Alerting vs reporting: Don’t Lose Sight of the Forest for the Trees
At this point I can hear the peanut gallery start to voice their objections. “Your rule of thumb makes no sense. I need my NMS system to report to me not only when things are broken, but when they’re close to being broken as well. Otherwise I can’t be proactive. I’m no better off than before. I’m still fighting fires and running from one problem to the next.” My response to this criticism is “Of course you are. You’re using your alerting system for something that is better suited to periodic reporting”. That’s the whole point of a structured reporting strategy. They give you an idea of long-term trends and emerging problems. Contrary to popular belief, IT reporting isn’t just aimed at the Pointy-Haired Bosses among us for business-centric reasons.
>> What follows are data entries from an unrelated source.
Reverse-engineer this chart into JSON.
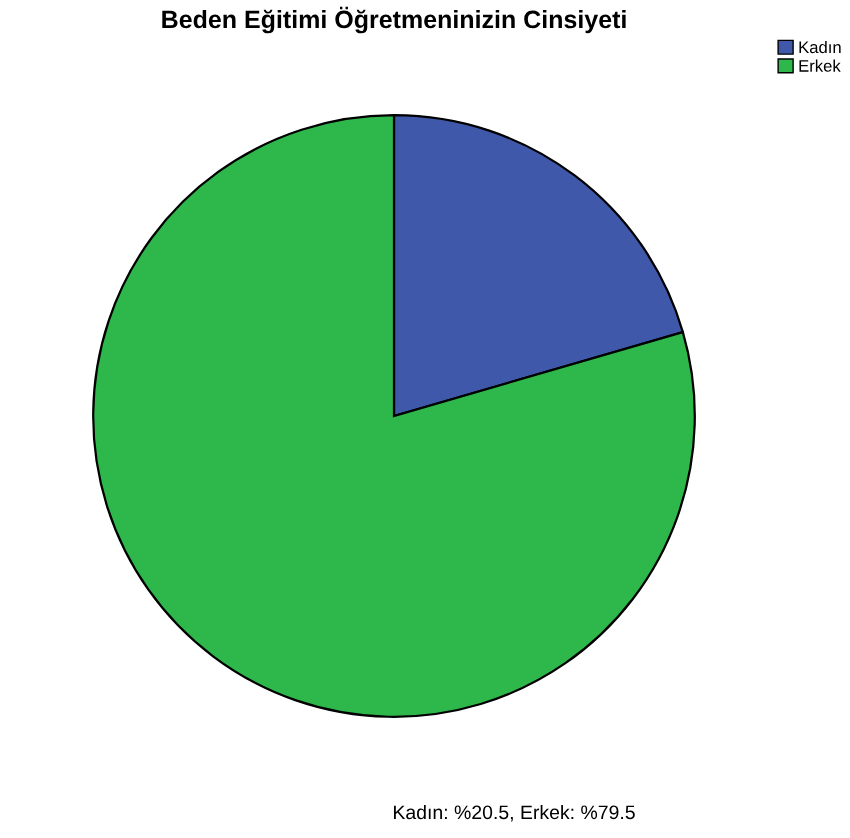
{
  "chart_data": {
    "type": "pie",
    "title": "Beden Eğitimi Öğretmeninizin Cinsiyeti",
    "categories": [
      "Kadın",
      "Erkek"
    ],
    "values": [
      20.5,
      79.5
    ],
    "colors": [
      "#3f58a9",
      "#2eb84b"
    ],
    "legend": "top right",
    "annotations": [
      "Kadın: %20.5, Erkek: %79.5"
    ]
  }
}
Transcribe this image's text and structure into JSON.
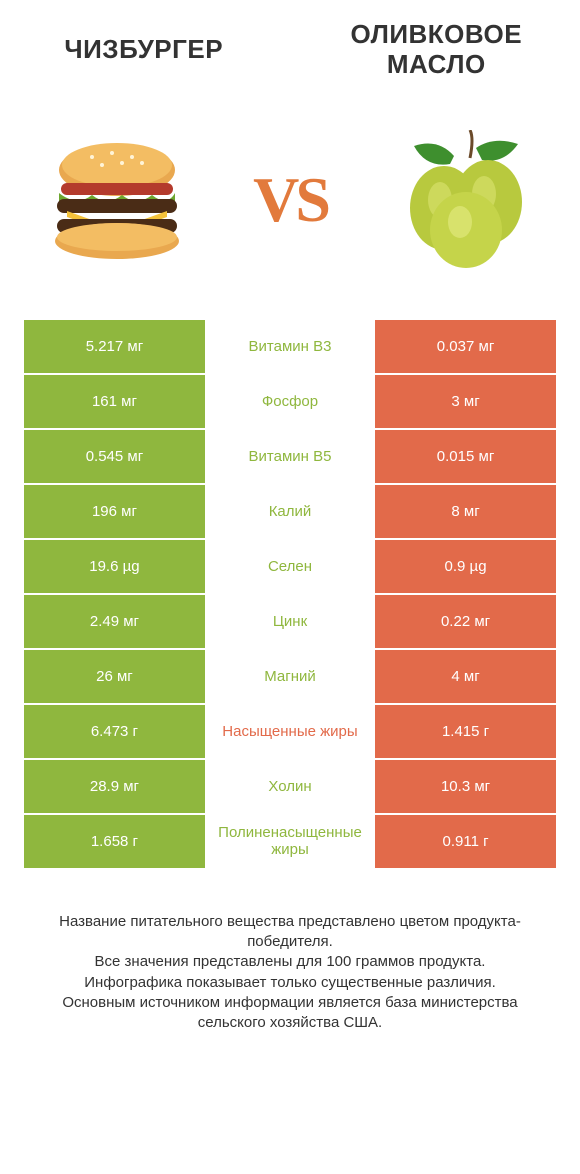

Reporting, if designed and implemented correctly, highlights issues that do need to be addressed, but aren’t things worthy of clogging up our inboxes and NOC dashboards. Lack of reporting and over-alerting ultimately masks these critical, drop-everything problems.
Shall We Dance?
Remember, not unlike Fred Astaire and Ginger Rogers, if you’re ever tempted to “call the whole thing off” when all is said and done alerting and reporting dance nicely together. Both are essential parts of all NMS systems. Whether the desired end state is to avoid a Network Operations Center dashboard that looks like an electronic version of the Catalonian flag (bonus points if you know the flag design without a visit to Google Images) or to get more proactive in terms of solving technical issues with your customers and clients. In alerting vs reporting, each construct has its proper place. The idea is to know how and where to deploy each.